Ainsi que le confie Karl Jaspers dans son Autobiographie philosophique 1, tout commence par un anniversaire : celui de Husserl, à Fribourg.

Autour de la table, outre Husserl, sa femme et quelques amis, Martin Heidegger, présenté comme l’enfant phénoménologique à Karl Jaspers et sa femme. Les deux hommes sympathisent, autour du cas d’une étudiante refusée au séminaire de Husserl à cause de problèmes d’ordre administratif. Cette solidarité contre l’ordre académique établi rapproche les deux hommes. Karl Jaspers lui rend visite, l’amitié se renforce et débute entre eux une correspondance.


Karl Jaspers a alors 37 ans.
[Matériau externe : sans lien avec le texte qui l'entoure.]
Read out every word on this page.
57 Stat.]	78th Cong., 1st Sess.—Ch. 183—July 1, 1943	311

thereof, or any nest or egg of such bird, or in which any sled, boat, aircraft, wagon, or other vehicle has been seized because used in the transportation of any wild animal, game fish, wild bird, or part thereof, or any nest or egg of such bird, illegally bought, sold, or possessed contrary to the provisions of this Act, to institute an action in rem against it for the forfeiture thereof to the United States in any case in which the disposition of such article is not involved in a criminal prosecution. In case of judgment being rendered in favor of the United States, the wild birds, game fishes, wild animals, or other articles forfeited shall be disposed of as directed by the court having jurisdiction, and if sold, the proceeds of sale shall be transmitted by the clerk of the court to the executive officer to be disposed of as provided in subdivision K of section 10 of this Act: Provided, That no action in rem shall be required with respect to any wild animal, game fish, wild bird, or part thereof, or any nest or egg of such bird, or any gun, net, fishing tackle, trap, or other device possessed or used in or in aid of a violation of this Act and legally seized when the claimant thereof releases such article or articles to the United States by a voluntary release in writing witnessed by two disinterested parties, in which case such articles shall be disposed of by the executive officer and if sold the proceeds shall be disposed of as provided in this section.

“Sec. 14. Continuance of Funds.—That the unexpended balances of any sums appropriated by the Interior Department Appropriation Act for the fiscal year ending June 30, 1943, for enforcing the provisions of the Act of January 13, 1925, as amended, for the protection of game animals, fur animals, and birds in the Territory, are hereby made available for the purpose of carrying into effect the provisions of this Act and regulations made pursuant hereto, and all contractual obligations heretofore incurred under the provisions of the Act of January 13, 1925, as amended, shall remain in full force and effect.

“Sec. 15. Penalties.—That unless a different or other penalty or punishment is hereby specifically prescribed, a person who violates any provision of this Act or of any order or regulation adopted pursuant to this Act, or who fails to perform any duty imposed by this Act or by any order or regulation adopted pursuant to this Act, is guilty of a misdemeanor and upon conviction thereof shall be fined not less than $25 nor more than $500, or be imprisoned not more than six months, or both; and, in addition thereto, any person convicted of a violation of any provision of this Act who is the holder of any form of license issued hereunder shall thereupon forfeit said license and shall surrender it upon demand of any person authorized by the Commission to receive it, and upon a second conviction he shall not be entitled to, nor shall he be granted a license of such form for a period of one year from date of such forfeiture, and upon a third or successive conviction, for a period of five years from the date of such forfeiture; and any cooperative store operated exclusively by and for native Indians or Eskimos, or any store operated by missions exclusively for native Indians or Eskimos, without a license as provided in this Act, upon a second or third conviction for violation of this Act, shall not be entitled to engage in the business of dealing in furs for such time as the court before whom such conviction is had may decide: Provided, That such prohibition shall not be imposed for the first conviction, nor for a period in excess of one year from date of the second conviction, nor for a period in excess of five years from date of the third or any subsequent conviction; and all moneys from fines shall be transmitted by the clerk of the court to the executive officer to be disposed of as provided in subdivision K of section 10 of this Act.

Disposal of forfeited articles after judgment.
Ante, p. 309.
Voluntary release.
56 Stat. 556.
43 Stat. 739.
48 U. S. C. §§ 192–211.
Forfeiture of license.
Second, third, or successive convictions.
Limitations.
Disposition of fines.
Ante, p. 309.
De 6 ans l’aîné de Heidegger, il est professeur de psychologie à la faculté de Heidelberg, et travaille dans un hôpital psychiatrique de la ville.

Heidegger lui est professeur de philosophie à l’université de Fribourg : il vient de reprendre son enseignement, après avoir été mobilisé deux ans pendant la guerre de 14-18.

Si Heidegger s’adresse d’abord à lui avec déférence, comme un aîné, Karl Jaspers le met à l’aise avec humour : Encore une remarque : voudrez-vous bien ne pas me donner le titre de « professeur » ? Depuis quand avons-nous donc engagé une relation philosophique ? Ou bien avez-vous si peu confiance en moi ? 2.

La naissance d’une amitié

Les deux hommes échangent alors comme des pairs, réunis dans un même rejet des difficultés académiques et universitaires.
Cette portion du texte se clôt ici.